Galería 16 fotosEl rito del agua. Antes de comenzar la reunión, y después de cada carrera, se riega la arena para mantener la pista principal en buenas condiciones.
Saludan con un relincho y luego se acercan con sus pescuezos finos y ancas relucientes. Cada domingo, los caballos estampan sus herraduras en los pedregales del Hipódromo de Tucumán. Fotografías de Analía Jaramillo/LA GACETA
La mirada perdida. Los caballos cruzaron el disco... ¿y qué fue del favorito? Es cuestión de romper los boletos y esperar la revancha en la próxima carrera.
Preparando la aventura. El cuidador Manuel Assad dobla la manta con la que llegó uno de sus caballos. Atrás, los jinetes colocan las monturas.
Tiempo de estudio. Falta un rato para que los jockeys salgan a la redonda. Siempre conviene darse una vuelta por los boxes para ver cómo lucen los caballos.
Tiempo de estudio II. Con el programa en la mano, los apostadores analizan minuciosamente cada prueba. Muy cerca, cuidadores y peones miman a los animales.
Cuestión de números. Una de las formas de apostar en el Hipódromo de Tucumán es por medio del remate. Por este sistema sólo se puede jugar a ganador, y habitualmente lo hacen los propietarios de los caballos.
Un ámbito sagrado. Los protagonistas se recluyen en el Cuarto de Jockeys antes de cada competencia. Ese es un lugar exclusivo para los jinetes.
Demasiados bríos. Muchas veces los caballos se asustan mientras son paseados por los peones en la redonda, uno de los lugares preferidos por el público para observar el estado de cada ejemplar.
Ultimas indicaciones. A punto de montar, los jockeys reciben consejos y sugerencias. En cada carrera puede emplearse infinidad de tácticas y estrategias.
Hacia las gateras. Conducido por el peón, el caballo marcha mansamente hacia la largada. Son los últimos instantes de calma antes del torbellino de la competencia.
El paseo final. Está por cerrarse la recepción de apuestas. Los caballos se muestran en la pista, mientras el público decide: cómo, cuánto y por quién jugar.
Máxima tensión. El starter está a punto de dar la orden y el silencio invade el Hipódromo. Ya no hay marcha atrás, y el show está por comenzar.
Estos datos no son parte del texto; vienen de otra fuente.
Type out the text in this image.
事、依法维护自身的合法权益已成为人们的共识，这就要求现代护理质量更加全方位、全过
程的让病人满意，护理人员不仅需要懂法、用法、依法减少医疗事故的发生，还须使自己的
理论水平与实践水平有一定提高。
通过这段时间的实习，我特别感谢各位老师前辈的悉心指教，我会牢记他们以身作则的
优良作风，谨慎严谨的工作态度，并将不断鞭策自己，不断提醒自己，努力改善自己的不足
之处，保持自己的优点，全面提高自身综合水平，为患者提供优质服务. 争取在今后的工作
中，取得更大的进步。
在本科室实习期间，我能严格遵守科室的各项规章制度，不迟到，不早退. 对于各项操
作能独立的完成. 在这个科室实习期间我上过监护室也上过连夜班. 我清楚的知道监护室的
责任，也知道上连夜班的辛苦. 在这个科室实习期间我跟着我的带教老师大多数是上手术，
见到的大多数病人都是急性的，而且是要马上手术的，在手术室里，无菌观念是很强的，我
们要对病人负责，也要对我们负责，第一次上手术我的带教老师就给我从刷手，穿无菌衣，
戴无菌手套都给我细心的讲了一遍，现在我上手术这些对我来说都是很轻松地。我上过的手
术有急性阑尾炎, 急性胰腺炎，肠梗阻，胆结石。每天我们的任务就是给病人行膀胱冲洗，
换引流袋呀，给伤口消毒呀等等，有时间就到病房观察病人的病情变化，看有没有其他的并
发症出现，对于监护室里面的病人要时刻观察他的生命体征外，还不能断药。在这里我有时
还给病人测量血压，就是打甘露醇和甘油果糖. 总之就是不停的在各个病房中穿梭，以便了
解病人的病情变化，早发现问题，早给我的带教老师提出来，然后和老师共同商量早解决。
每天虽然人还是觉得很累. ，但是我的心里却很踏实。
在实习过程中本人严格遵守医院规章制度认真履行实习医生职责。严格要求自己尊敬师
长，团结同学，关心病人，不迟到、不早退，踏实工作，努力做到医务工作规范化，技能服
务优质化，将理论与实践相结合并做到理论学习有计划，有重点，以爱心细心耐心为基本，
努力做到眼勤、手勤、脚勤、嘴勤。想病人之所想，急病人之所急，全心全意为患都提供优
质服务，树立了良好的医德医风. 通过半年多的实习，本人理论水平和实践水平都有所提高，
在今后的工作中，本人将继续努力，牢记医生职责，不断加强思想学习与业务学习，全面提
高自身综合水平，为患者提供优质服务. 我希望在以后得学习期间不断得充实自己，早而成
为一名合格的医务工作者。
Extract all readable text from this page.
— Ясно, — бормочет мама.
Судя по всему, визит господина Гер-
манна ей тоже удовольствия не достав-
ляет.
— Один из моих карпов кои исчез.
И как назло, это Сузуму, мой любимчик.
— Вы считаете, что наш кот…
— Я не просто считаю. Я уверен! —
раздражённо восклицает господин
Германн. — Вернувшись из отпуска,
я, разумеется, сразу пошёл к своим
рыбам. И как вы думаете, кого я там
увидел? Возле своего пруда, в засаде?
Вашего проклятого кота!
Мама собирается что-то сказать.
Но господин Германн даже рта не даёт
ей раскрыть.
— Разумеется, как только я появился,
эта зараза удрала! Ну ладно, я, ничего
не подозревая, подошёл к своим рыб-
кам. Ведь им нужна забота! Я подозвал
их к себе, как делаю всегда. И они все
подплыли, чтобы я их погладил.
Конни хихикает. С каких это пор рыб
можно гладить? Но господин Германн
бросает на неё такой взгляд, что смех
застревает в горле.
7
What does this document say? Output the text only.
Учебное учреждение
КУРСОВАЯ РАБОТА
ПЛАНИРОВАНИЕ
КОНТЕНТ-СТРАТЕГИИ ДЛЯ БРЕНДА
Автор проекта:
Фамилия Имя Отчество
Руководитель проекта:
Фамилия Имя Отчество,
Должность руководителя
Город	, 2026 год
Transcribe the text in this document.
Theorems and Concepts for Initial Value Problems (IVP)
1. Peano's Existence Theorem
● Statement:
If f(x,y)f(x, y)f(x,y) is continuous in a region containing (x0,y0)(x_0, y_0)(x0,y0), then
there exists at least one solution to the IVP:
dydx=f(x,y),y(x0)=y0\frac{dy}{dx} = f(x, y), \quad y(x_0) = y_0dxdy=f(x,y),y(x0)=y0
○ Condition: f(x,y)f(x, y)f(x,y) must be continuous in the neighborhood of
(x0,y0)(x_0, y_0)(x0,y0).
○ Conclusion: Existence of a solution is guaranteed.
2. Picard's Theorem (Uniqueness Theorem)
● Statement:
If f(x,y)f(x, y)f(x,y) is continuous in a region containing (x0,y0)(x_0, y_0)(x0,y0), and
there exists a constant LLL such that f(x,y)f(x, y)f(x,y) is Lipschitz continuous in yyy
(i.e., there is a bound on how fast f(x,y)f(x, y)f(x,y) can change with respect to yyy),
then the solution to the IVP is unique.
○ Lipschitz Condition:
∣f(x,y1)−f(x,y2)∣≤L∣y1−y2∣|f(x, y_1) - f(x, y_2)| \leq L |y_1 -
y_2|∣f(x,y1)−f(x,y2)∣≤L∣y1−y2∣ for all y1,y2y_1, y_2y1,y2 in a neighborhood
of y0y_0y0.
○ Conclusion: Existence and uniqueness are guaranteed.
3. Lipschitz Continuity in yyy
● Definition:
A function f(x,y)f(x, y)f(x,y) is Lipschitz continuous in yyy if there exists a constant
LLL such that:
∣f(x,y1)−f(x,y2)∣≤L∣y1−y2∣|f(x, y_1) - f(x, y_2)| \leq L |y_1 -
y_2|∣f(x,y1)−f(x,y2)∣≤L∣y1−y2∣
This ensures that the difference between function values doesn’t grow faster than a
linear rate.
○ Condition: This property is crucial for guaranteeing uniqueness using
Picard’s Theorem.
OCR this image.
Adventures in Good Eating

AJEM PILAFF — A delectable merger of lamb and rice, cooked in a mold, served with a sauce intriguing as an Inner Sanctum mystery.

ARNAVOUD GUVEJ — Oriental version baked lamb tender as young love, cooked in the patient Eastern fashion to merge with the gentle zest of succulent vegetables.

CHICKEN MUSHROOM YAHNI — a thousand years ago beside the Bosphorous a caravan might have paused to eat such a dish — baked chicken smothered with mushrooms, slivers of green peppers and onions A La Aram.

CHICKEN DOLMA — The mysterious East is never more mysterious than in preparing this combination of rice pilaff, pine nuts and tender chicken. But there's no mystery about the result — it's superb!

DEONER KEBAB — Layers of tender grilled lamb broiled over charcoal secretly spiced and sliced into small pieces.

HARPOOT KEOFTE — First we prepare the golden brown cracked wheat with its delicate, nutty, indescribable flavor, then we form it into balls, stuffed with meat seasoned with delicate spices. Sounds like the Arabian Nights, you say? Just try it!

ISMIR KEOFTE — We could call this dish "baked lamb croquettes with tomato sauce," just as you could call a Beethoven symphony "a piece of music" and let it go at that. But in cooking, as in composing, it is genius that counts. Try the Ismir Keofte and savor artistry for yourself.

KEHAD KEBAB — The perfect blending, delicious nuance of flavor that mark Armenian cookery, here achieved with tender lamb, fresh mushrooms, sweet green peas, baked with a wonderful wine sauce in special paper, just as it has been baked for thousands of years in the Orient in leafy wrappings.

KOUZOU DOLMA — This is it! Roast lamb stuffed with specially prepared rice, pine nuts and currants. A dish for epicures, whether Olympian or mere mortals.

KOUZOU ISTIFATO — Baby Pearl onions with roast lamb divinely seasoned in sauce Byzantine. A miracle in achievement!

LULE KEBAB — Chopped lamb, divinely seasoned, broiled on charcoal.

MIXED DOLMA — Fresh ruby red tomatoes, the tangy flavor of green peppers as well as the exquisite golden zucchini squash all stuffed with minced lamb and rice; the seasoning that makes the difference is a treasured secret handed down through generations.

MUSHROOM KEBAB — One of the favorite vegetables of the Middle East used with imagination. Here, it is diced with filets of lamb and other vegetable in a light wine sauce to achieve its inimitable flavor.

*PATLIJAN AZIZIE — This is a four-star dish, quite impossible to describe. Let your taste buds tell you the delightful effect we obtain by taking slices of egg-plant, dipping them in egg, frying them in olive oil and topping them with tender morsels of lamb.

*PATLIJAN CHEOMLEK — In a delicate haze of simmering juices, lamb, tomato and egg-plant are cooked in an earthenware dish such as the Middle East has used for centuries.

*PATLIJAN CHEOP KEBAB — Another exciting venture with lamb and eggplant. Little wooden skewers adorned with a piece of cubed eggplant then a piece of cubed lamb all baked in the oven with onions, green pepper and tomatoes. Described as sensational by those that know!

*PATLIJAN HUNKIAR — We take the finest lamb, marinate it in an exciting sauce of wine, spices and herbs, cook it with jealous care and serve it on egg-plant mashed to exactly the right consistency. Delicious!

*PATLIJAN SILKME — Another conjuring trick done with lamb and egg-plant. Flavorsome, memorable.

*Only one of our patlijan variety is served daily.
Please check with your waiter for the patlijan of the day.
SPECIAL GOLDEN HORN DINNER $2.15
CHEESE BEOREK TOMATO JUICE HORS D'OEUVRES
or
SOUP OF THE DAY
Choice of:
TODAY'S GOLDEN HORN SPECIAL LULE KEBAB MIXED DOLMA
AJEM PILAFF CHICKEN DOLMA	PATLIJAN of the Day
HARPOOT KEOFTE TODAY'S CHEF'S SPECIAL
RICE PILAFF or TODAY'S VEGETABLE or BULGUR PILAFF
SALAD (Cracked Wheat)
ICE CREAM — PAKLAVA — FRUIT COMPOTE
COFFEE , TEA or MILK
Un mundo distinto. En cada rincón del Hipódromo se respira turf. El público recorre las instalaciones con el mismo tema de conversación: jockeys, caballos, trifectas, sueños y decepciones...
¡Largaron! Las cuadreras son un espectáculo aparte. En este caso, dos ejemplares inician el mano a mano, separados apenas por una cuerda.
Huellas en la arena. La carrera ha concluido y las pruebas están a la vista. En cuestión de segundos, los caballos surcaron la recta y dejaron su impronta... que se borrará después de la próxima largada.
Sueños en la noche. Las competencias nocturnas tienen un toque especial. Como si los reflectores invitaran a disfrutar de un momento mágico y envolvente.